On Monday 6th Feb I went to London to make my annual visit to the World Wildlife Photographer of the Year exhibition at the Natural History Museum. As always there were some stunning images and I’m always impressed with the effort that goes into getting the shots at both the technical and travelling level! Over 50,000 images are submitted in a variety of categories (see the link) in what is the world’s premier wildlife photography exhibition.
I always look at the birds section first as this is an area where I do my own specialist photography. This year the winner was Steve Mills with ‘The Assassin’, a stunning image of a merlin that had just caught a snipe. This one has everything for me – not only the technical excellence of the image itself, but the perfection in the way that the wing and the bill of the prey frame the face of the killer. The talon holding the snipe sets the image off with a superb splash of colour in a bleak winter environment. Just magic.

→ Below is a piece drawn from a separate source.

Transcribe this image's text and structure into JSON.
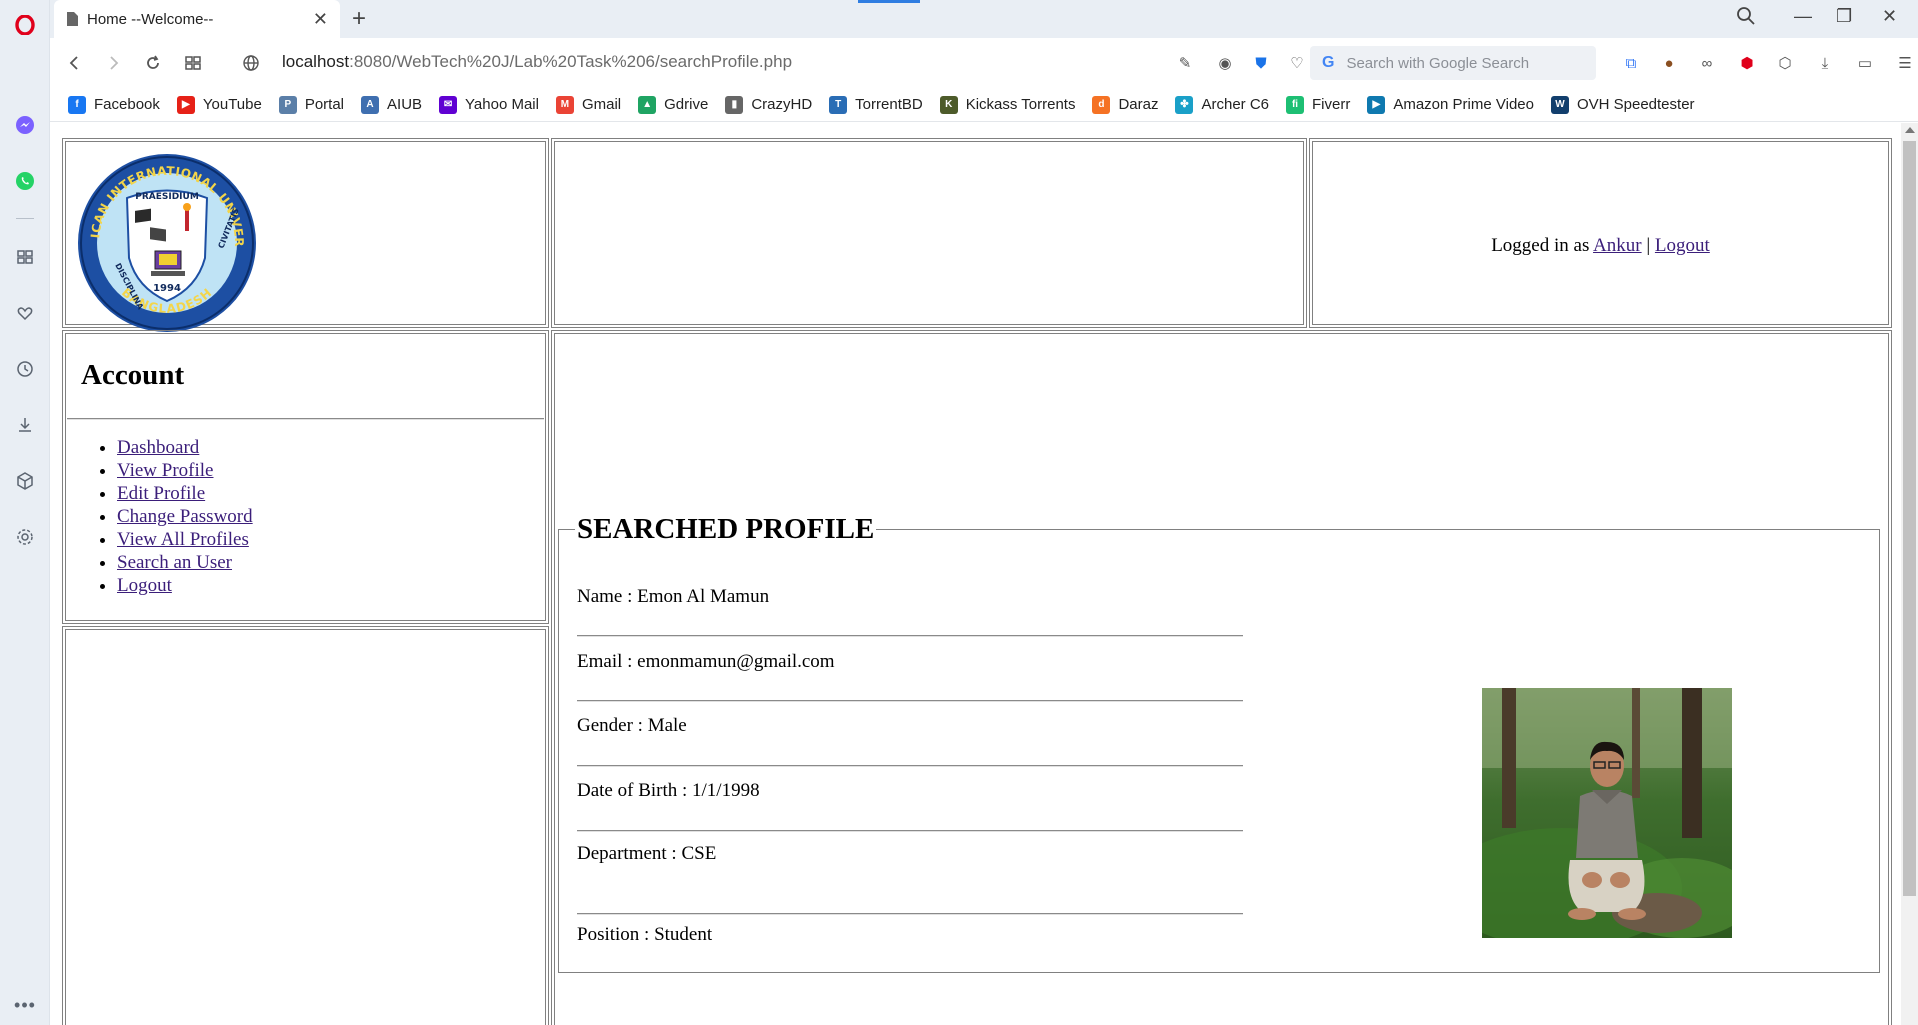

My next port of call was the Taylor Wessing Photographic Portrait Prize exhibition at the National Portrait Gallery. This was the first time I have been to a photographic exhibition other than wildlife and it left me with mixed feelings. Some of the photographs displayed were stunning in their detail and in the impact that they generated, whereas others were, at least to me, just snapshots of people that conveyed little in the way of message. The winning image ‘Harriet with Gentleman Jack’ was a simple shot of a girl with a guinea pig that had a great spontaneity to it rather than the heavily posed and contrived impression I got from some other photos on display. There was the usual sprinkling of images that crop up in portraiture that left me wondering whether they were intended as photography or pornography, and generally they fail on both counts!